Suspicious Login Activity
Suspicious Login Activity monitoring captures high-frequency login anomalies, such as login failures and login challenges from unusual devices, geographies and time periods for a given user, and indicate potential threats to corporate user accounts. While login challenges are relatively easy for attackers to overcome, Cloudlock’s threat analytics enables quick response times.
Location-based Anomalies
Location-Based Anomaly Detection exposes abnormal user activity where users attempt to log in from locations that differ from the baseline (corporate headquarters, satellite offices, etc.) within short time frames. Activity outside of the normal baseline could signal an account compromise, requiring a timely response to mitigate the situation.
IP Reputation
IP Reputation Analysis surfaces user activities with high IP reputation risk scores based on Cisco Cloudlock CyberLab research enriched with multiple third-party threat intelligence services. Security teams have real-time access to user activities that are statistical outliers based on frequencies (identifying users with exceptionally high counts of different IP addresses) as well as activities from IP addresses associated with malicious activities, such as spamming, zombie networks, and port scanning.
Use Cases
The Cisco Cloudlock machine learning system is not visible to Cloudlock users or administrators; it functions entirely transparently in the system background.
Account Compromise
Cloudlock’s threat detection capabilities help identify classic cases of account compromise attempts whether it’s failed attempts (indicated by a large number of failed and challenged logins) or successful logins characterized by abnormal login locations and/or times.
Shared Credentials
These will usually be surfaced via Cloudlock’s velocity policies but can also be detected on the basis of high usage from a variety of locations.
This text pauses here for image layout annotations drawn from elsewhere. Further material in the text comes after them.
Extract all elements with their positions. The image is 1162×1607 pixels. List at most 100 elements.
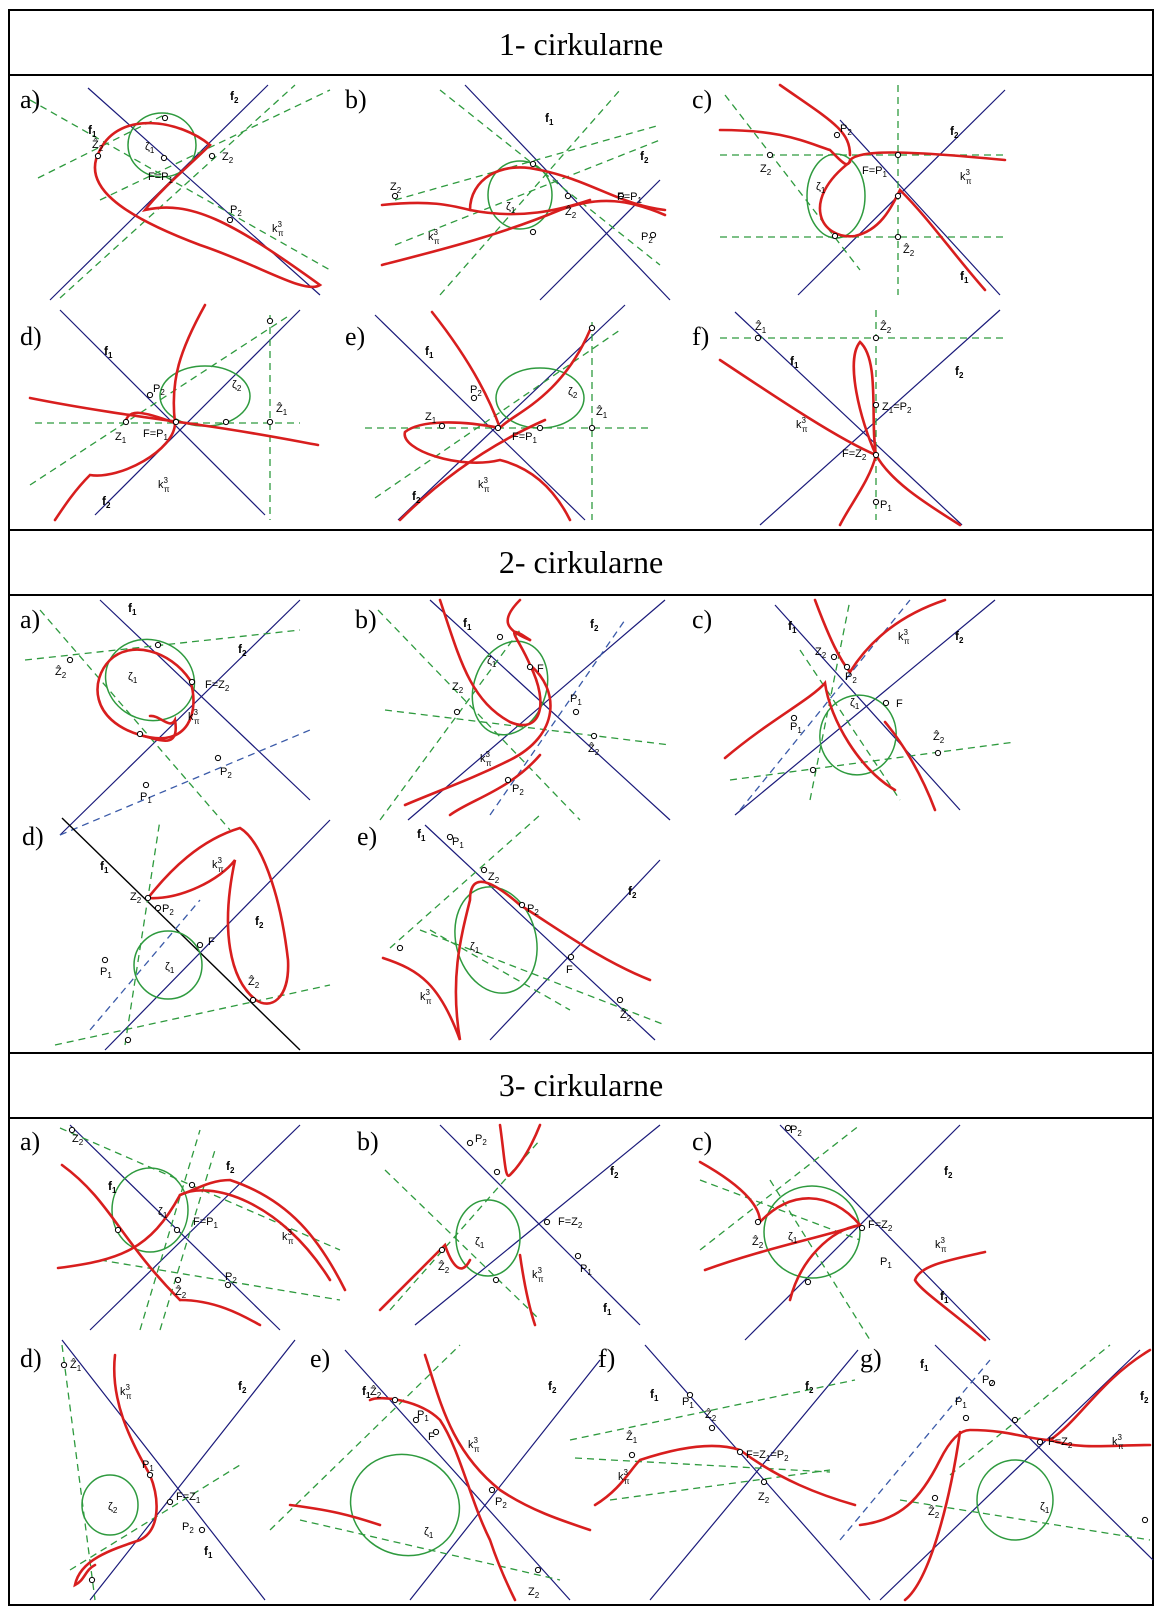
point-marker bbox=[94, 152, 102, 160]
point-label: P2 bbox=[225, 1271, 237, 1285]
point-label: P2 bbox=[845, 671, 857, 685]
axis-line bbox=[489, 859, 661, 1041]
diagram-panel: d) f1 P2 ζ2 Ẑ1 Z1 F=P1 k3 π f2 bbox=[20, 303, 320, 522]
point-label: Ẑ2 bbox=[248, 975, 260, 990]
diagram-panel: e) f1 P2 ζ2 Z1 Ẑ1 F=P1 k3 π f2 bbox=[345, 304, 650, 522]
point-marker bbox=[160, 154, 168, 162]
axis-line bbox=[104, 819, 331, 1051]
construction-line bbox=[699, 1124, 861, 1251]
cubic-curve bbox=[381, 880, 652, 1041]
point-label: P2 bbox=[153, 383, 165, 397]
construction-line bbox=[609, 1469, 831, 1501]
axis-line bbox=[734, 311, 963, 526]
point-label: Z2 bbox=[488, 871, 500, 885]
diagram-panel: c) k3 π f1 f2 Z2 P2 ζ1 F P1 Ẑ2 bbox=[692, 598, 1016, 816]
point-label: Ẑ2 bbox=[752, 1235, 764, 1250]
construction-line bbox=[384, 709, 671, 746]
point-label: P2 bbox=[790, 1124, 802, 1138]
point-marker bbox=[466, 1139, 474, 1147]
point-label: ζ1 bbox=[816, 181, 826, 195]
panel-letter: e) bbox=[345, 322, 365, 351]
point-label: f1 bbox=[204, 1544, 213, 1560]
panel-letter: b) bbox=[355, 605, 377, 634]
cubic-curve bbox=[378, 1242, 472, 1312]
point-marker bbox=[843, 663, 851, 671]
axis-line bbox=[439, 1124, 641, 1326]
point-label: Ẑ2 bbox=[620, 1008, 632, 1023]
point-marker bbox=[529, 160, 537, 168]
circle-zeta bbox=[127, 112, 197, 178]
axis-line bbox=[69, 1124, 281, 1331]
point-marker bbox=[266, 418, 274, 426]
point-label: k3 π bbox=[532, 1266, 544, 1284]
point-marker bbox=[161, 114, 169, 122]
construction-line bbox=[569, 1379, 856, 1441]
construction-line bbox=[839, 1359, 991, 1541]
point-marker bbox=[391, 192, 399, 200]
point-label: f1 bbox=[108, 1179, 117, 1195]
point-label: ζ1 bbox=[165, 961, 175, 975]
point-label: F=Z1 bbox=[176, 1491, 201, 1505]
point-label: ζ1 bbox=[424, 1526, 434, 1540]
point-marker bbox=[432, 1428, 440, 1436]
axis-line bbox=[344, 1349, 571, 1601]
point-marker bbox=[872, 401, 880, 409]
panel-letter: b) bbox=[345, 85, 367, 114]
point-marker bbox=[518, 901, 526, 909]
cubic-curve bbox=[913, 1250, 987, 1342]
panel-letter: f) bbox=[692, 322, 709, 351]
construction-line bbox=[724, 94, 861, 271]
panel-letter: d) bbox=[22, 822, 44, 851]
cubic-curve bbox=[380, 199, 667, 267]
point-label: Z1 bbox=[115, 431, 127, 445]
point-label: ζ1 bbox=[475, 1236, 485, 1250]
diagram-panel: a) f1 f2 Ẑ2 Z2 ζ1 F=P1 P2 k3 π bbox=[20, 84, 331, 301]
point-marker bbox=[66, 656, 74, 664]
construction-line bbox=[159, 1149, 216, 1331]
point-label: f2 bbox=[628, 884, 637, 900]
point-marker bbox=[754, 334, 762, 342]
panel-letter: d) bbox=[20, 322, 42, 351]
point-marker bbox=[833, 131, 841, 139]
point-marker bbox=[470, 394, 478, 402]
point-label: Ẑ2 bbox=[903, 243, 915, 258]
point-label: f1 bbox=[790, 354, 799, 370]
point-label: F=P1 bbox=[512, 431, 537, 445]
point-marker bbox=[1036, 1438, 1044, 1446]
point-marker bbox=[198, 1526, 206, 1534]
point-label: Z2 bbox=[758, 1491, 770, 1505]
point-marker bbox=[446, 833, 454, 841]
point-label: Z2 bbox=[452, 681, 464, 695]
point-label: f2 bbox=[102, 494, 111, 510]
cubic-curve bbox=[380, 166, 667, 212]
point-label: F=P1 bbox=[193, 1216, 218, 1230]
point-label: F=Z2 bbox=[868, 1219, 893, 1233]
point-label: P1 bbox=[570, 693, 582, 707]
cubic-curve bbox=[468, 198, 592, 216]
point-label: k3 π bbox=[480, 750, 492, 768]
point-marker bbox=[266, 317, 274, 325]
point-label: ζ2 bbox=[568, 386, 578, 400]
point-label: f2 bbox=[610, 1164, 619, 1180]
point-label: P2 bbox=[475, 1133, 487, 1147]
point-marker bbox=[144, 894, 152, 902]
diagram-panel: d) Ẑ1 k3 π f2 ζ2 P1 F=Z1 P2 f1 bbox=[20, 1339, 296, 1601]
point-label: F=Z2 bbox=[205, 679, 230, 693]
point-marker bbox=[617, 192, 625, 200]
point-marker bbox=[784, 1124, 792, 1132]
point-marker bbox=[872, 498, 880, 506]
cubic-curve bbox=[718, 340, 962, 527]
panel-letter: c) bbox=[692, 85, 712, 114]
cubic-curve bbox=[93, 121, 323, 289]
construction-line bbox=[89, 899, 201, 1031]
circle-zeta bbox=[81, 1474, 139, 1536]
point-marker bbox=[830, 653, 838, 661]
point-label: Z2 bbox=[130, 891, 142, 905]
circle-zeta bbox=[806, 153, 866, 239]
point-marker bbox=[872, 334, 880, 342]
point-marker bbox=[154, 904, 162, 912]
point-label: F bbox=[537, 663, 544, 675]
construction-line bbox=[59, 84, 296, 299]
point-marker bbox=[809, 766, 817, 774]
Stale Applications / Off Boarding
The Cloudlock solution will often surface a high level of failed login attempts that is being done by 3rd party applications that are trying to log in on behalf of users that have already left the company.
Atypical Logins
Cloudlock customers often need to be able to identify users whose accounts experience login activity from locations that are atypical for that account. The customer employs users who travel frequently, work from home, or execute scripts from remote locations - this means that a static policy allow and block listing countries do not operate at the level of granularity needed. In this case, anomaly detection at the city level is required in order to be able to identify true threats. Cloudlock machine learning applies here because login events naturally cluster and outliers can be detected based on the actual data without regard to specific physical boundaries, political or otherwise.
Noise Reduction
Suspicious login activity is a concern for many Cloudlock customers. However, basing actions on a single factor such as suspicious login alerts from Google produces too many false positives or “noise”. This is because such alerts are generated with a fairly simple approach, producing alerts that are too vague to warrant action in all cases. Cloudlock’s approach automatically combines these simple alerts with other datasets (e.g. frequency of alert within specific accounts, time, location, etc.). This combination is not predetermined but is “learned” based on the characteristics found in the data itself for each customer. In this way, accounts can be identified that may actually be at risk of being compromised - even when the actual methods of compromise are not expected.
Threat Reporting
The Cloudlock machine learning system reports threats in plain English. For example:
User account belonging to <user first name> <user last name> has activity from abnormal locations: <location 1>, <location 2>, <location 3>,...
Risk: Account Compromise
The plain-English reporting system is designed to make it easy for Cloudlock administrators to respond to alerts quickly and efficiently. Threat reports include links for the administrator to follow to identify details about user accounts, locations, and other sources of relevant data in the Cloudlock Security Fabric interface.